Simplifying operations
In particular, restaurants have increasingly explored ways they might leverage technology to drive guest satisfaction and simplify carryout and delivery processes.
Rao, whose company works with some 200 top restaurant brands, has noticed restaurants unveil self-service kiosks, automated checkout counters and smart locker solutions designed to accelerate getting orders into customers’ hands while freeing up staff. Meanwhile, Menufy co-founder Hoang Nguyen tells Pizza Today that his firm, which provides online ordering for independent eateries and small chains across the U.S., is currently developing a feature that will enable restaurants to assign a pickup slot for online orders so that customers and delivery drivers can grab their order from a designated shelf or counter spot upon arrival.
Revel’s Lybeer also notes the growing adoption of order-ready boards. These on-site display boards provide fully branded visual and color-coded order information for customers with real-time status updates on their order.
“With the capacity to directly connect to the kitchen display and point-of-sale systems, [these boards] create greater
order efficiencies for restaurants and their customers,” Lybeer says.
Escaping third-party’s grip
Though many pizzerias embraced third-party delivery as an important lifeline during the pandemic, that ready-made solution came with a cost, namely high commission fees and relinquishing customer data. Those downsides prompted many to embrace tech for mobile ordering, curbside solutions and in-house delivery programs to minimize reliance on third-party delivery.
“This helps [restaurants] retain branding and data control and reduce customer confusion by offering a direct point of contact for issues,” Lybeer says. “The more entities involved in an order, the more risk there is of a bad customer experience.”
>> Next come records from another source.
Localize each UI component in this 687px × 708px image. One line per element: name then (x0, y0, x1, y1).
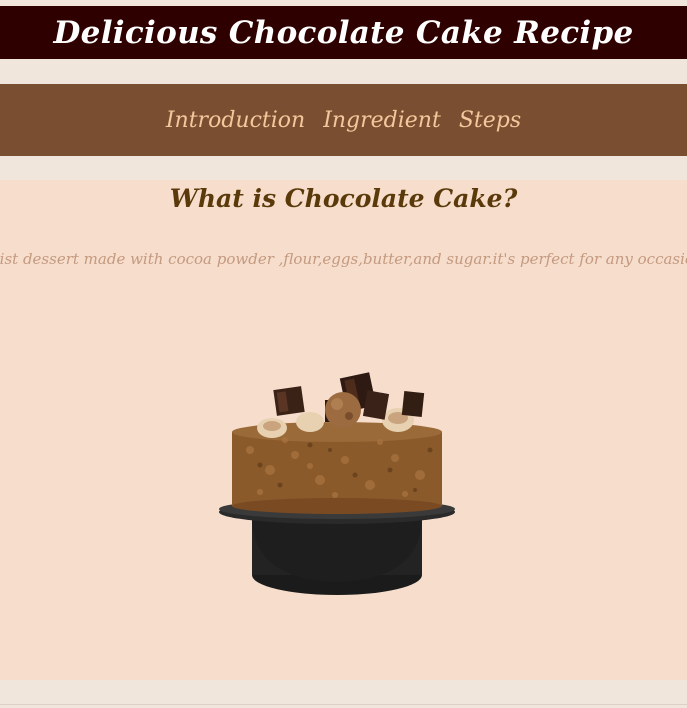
page-bottom-divider (0, 704, 687, 705)
page-title: Delicious Chocolate Cake Recipe (53, 14, 634, 51)
nav-link-steps[interactable]: Steps (459, 108, 521, 133)
nav-link-ingredient[interactable]: Ingredient (323, 108, 441, 133)
introduction-section: What is Chocolate Cake? uist dessert mad… (0, 180, 687, 680)
section-heading: What is Chocolate Cake? (169, 184, 518, 213)
intro-paragraph: uist dessert made with cocoa powder ,flo… (0, 250, 687, 268)
nav-link-introduction[interactable]: Introduction (166, 108, 305, 133)
navbar: Introduction Ingredient Steps (0, 84, 687, 156)
page-header: Delicious Chocolate Cake Recipe (0, 6, 687, 59)
chocolate-cake-image (219, 372, 455, 595)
Punchh Pickup, for example, allows operators to manage pickup orders from a customizable web-based console, providing real-time location and arrival estimates that enable clear, automated communication with customers through a personalized mobile and web experience. This, Rao says, helps restaurants “create that frictionless, end-to-end pickup experience for customers and employees in-store, at the curb or at the counter.”
Seamless solutions
In adding tech, savvy restaurant operators are also seeking solutions that either offer various capabilities in a single system or can be easily integrated with other offerings.
To that point, Delivery XT from Revel provides a logistical solution for driver and delivery management that helps restaurants strengthen their delivery service from their Revel POS. Key features include live delivery tracking, customer notifications, a driver app for delivery fulfillment and live driver monitoring.
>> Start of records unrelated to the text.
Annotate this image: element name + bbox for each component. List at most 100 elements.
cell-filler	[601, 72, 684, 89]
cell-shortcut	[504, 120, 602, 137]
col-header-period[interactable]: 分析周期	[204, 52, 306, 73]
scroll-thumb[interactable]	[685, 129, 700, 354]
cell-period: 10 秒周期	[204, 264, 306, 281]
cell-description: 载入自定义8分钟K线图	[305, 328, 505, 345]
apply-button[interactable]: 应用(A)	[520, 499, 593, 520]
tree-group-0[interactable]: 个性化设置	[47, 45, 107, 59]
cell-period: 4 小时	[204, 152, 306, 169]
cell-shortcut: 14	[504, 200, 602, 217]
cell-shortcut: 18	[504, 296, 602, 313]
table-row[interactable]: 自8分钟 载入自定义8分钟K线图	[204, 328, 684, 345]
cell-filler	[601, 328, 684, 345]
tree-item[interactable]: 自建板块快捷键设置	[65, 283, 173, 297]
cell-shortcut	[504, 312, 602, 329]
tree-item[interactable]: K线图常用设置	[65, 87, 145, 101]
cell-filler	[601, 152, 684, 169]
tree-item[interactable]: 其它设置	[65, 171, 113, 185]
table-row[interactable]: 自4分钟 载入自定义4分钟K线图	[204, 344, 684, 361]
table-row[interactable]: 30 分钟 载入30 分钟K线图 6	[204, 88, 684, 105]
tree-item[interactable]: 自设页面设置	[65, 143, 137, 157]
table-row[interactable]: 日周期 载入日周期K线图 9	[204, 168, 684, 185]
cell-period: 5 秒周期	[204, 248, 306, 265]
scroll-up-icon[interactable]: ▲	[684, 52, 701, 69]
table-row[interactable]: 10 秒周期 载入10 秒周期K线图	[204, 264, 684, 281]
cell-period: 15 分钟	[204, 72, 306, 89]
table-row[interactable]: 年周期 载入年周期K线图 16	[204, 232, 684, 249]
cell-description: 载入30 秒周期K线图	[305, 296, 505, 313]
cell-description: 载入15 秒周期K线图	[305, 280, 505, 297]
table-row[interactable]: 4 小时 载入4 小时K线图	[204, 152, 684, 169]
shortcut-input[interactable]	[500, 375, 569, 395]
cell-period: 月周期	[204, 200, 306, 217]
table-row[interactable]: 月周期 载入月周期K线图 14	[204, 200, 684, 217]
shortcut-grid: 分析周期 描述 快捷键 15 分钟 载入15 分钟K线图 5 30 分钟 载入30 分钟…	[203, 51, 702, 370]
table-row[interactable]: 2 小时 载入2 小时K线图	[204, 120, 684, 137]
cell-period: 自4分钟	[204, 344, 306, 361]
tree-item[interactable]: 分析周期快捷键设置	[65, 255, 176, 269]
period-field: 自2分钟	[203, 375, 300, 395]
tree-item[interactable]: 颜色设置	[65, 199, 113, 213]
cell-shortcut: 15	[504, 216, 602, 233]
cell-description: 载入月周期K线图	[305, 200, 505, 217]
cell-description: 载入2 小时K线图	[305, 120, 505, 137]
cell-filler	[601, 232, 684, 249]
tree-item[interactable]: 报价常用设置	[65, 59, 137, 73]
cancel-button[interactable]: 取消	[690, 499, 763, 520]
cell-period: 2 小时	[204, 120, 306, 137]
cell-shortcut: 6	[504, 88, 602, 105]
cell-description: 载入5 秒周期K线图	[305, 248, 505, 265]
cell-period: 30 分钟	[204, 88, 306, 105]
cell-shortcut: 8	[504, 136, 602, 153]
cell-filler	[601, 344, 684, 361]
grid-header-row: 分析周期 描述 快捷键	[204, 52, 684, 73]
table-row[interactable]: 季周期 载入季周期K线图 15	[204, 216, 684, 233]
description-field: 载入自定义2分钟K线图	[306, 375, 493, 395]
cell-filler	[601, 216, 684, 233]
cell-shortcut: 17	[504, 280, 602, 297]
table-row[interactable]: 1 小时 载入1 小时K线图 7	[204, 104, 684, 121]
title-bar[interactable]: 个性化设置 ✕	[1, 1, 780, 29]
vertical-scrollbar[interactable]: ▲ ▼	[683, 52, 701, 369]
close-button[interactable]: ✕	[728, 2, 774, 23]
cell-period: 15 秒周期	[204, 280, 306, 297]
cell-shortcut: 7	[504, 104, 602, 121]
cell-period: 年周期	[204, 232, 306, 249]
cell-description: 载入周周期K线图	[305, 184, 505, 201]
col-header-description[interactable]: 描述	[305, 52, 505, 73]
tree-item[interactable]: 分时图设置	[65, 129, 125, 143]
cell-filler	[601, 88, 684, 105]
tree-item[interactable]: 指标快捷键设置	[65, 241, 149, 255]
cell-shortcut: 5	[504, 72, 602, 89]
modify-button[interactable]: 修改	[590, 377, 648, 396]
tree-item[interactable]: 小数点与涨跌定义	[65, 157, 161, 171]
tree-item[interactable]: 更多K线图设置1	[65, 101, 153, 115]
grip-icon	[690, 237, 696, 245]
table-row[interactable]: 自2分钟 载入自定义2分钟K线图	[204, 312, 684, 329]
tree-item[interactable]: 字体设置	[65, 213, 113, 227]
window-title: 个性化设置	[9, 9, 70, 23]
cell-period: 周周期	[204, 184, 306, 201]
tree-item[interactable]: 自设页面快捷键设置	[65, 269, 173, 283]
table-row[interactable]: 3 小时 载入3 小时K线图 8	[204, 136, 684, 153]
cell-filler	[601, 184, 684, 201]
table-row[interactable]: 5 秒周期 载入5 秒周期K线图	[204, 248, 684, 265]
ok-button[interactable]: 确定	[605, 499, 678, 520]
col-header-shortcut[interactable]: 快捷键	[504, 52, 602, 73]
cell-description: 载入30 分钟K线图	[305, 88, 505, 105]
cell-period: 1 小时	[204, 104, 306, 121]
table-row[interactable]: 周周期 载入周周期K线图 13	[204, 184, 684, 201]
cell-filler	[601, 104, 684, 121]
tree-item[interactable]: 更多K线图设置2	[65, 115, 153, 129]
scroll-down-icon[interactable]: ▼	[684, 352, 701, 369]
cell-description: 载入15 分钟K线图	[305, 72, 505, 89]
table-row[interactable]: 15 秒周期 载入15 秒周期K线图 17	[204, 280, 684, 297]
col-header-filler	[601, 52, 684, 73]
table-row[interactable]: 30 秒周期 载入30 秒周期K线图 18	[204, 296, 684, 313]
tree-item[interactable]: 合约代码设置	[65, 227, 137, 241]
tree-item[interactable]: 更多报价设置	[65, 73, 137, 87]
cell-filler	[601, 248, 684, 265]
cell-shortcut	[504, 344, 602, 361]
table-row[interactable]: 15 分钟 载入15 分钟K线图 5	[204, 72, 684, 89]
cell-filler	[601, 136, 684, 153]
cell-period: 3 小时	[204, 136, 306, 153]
For restaurants wanting to maintain their own branded online ordering, carryout and delivery systems, tech integration isn’t merely important, it’s necessary. Automatically printing an online order to the kitchen printer, for instance, can accelerate fulfillment time and reduces the risk of human error.
“It is increasingly imperative that businesses have a future-proof, transactional platform with an open API that can rapidly integrate new core and partner technologies as they are embraced by the market and consumers,” Lybeer says.
Daniel P. Smith Chicago-based writer has covered business issues and best practices for a variety of trade publications, newspapers, and magazines.